Learning from Partial Label Proportions for Whole Slide Image Segmentation
Shinnosuke Matsuo, Daiki Suehiro, Seiichi Uchida, Hiroaki Ito, Kazuhiro Terada, Akihiko Yoshizawa, Ryoma Bise
TL;DR
The paper tackles segmenting tumor subtypes in whole slide images (WSIs) when only partial label proportions ${\boldsymbol p}^i \in \Delta^C$ are available, i.e., proportions among $C$ tumor subtypes within $C+1$ classes with the non-tumor class unlabeled. It decomposes this learning-from-partial-proportions problem (LPLP) into two weaker subproblems—multiple instance learning (MIL) and learning from label proportions (LLP)—and introduces a unified end-to-end architecture that uses differentiable positive-instance masks to share information between MIL and LLP, with a loss ${\mathcal L} = {\mathcal L}_\mathrm{LLP}({\boldsymbol p}^i, {\hat{\boldsymbol p}}^i) + w_{\mathrm{MIL}} {\mathcal L}_\mathrm{MIL}(Y^i, {\hat{S}}^i)$. Evaluations on CRC100K and a private chemotherapy dataset show that the method achieves competitive accuracy and mean IoU, closely matching fully supervised baselines and outperforming other LPLP baselines, thereby enabling effective tumor-subtype segmentation under weak supervision. The use of negative (healthy) WSIs as negative bags helps disambiguate non-tumor regions, making the approach practical for clinical-scale WSI analysis. Overall, the work provides a scalable framework for WSI segmentation with partial supervisory signals, reducing annotation burdens while maintaining high performance.
Abstract
In this paper, we address the segmentation of tumor subtypes in whole slide images (WSI) by utilizing incomplete label proportions. Specifically, we utilize `partial' label proportions, which give the proportions among tumor subtypes but do not give the proportion between tumor and non-tumor.

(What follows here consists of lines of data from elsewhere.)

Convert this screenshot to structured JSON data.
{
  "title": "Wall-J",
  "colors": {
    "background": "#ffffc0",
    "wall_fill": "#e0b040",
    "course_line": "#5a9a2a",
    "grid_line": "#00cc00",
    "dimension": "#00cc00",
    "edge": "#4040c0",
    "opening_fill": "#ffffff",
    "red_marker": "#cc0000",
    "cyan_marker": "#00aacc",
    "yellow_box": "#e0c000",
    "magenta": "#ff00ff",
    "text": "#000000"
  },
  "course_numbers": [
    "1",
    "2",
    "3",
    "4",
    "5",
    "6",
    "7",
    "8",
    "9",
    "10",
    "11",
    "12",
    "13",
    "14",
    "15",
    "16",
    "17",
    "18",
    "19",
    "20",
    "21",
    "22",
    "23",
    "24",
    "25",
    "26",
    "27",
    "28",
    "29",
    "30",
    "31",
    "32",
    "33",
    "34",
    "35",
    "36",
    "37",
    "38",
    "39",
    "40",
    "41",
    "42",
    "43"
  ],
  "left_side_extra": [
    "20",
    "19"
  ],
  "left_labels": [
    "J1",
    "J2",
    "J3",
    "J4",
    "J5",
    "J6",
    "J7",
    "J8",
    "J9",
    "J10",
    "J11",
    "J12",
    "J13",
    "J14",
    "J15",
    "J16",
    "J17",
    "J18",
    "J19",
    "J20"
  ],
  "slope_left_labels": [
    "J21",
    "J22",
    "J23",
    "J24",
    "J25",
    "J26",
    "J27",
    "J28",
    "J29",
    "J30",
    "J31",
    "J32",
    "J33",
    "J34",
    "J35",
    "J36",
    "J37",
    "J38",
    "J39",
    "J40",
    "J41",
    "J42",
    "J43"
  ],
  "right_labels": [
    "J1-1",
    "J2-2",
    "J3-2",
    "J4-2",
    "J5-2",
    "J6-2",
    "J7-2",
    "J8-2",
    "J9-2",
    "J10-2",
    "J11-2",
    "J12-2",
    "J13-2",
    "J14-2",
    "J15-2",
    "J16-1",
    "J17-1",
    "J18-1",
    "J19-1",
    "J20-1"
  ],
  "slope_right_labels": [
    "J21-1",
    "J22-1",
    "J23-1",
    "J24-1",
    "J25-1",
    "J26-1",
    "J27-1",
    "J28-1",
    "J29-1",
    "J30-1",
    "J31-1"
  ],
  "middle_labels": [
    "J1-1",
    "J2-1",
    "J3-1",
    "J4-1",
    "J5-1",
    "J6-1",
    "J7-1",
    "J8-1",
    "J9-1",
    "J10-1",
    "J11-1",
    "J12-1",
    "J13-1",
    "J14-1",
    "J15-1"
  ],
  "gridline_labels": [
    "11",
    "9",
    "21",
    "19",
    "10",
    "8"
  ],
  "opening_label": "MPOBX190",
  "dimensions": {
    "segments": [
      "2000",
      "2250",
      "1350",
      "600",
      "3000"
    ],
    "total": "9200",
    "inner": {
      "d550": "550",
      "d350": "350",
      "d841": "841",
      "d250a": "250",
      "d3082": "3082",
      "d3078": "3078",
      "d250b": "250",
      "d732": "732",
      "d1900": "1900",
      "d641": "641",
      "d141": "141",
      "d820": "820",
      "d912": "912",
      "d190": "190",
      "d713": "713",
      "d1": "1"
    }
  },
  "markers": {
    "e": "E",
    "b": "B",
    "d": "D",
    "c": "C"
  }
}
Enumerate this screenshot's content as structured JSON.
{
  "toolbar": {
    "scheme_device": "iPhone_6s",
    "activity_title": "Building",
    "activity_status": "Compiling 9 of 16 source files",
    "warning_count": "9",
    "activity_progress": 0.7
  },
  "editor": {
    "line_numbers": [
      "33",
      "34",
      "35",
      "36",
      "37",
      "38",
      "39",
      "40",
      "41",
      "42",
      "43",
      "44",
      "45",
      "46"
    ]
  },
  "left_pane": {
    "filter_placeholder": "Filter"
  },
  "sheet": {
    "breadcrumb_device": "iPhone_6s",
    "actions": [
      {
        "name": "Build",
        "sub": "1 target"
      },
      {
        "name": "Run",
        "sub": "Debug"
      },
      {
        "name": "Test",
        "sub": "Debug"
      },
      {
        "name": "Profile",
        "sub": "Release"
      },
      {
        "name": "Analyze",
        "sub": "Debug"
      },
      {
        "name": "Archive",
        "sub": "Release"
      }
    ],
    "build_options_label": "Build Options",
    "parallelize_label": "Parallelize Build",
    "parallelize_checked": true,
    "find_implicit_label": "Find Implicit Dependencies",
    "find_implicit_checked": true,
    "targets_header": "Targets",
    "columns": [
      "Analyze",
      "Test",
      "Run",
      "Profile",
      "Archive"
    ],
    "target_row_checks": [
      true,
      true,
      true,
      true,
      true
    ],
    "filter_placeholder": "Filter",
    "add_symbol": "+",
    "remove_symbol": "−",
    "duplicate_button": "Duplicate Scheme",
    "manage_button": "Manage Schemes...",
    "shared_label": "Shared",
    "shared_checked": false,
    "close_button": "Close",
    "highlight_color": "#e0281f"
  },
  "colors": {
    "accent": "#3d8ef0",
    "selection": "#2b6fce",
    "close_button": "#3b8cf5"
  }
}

Partial label proportions are recorded as the standard diagnostic information by pathologists, and we, therefore, want to use them for realizing the segmentation model that can classify each WSI patch into one of the tumor subtypes or non-tumor. We call this problem ``learning from partial label proportions (LPLP)'' and formulate the problem as a weakly supervised learning problem. Then, we propose an efficient algorithm for this challenging problem by decomposing it into two weakly supervised learning subproblems: multiple instance learning (MIL) and learning from label proportions (LLP). These subproblems are optimized efficiently in the end-to-end manner. The effectiveness of our algorithm is demonstrated through experiments conducted on two WSI datasets.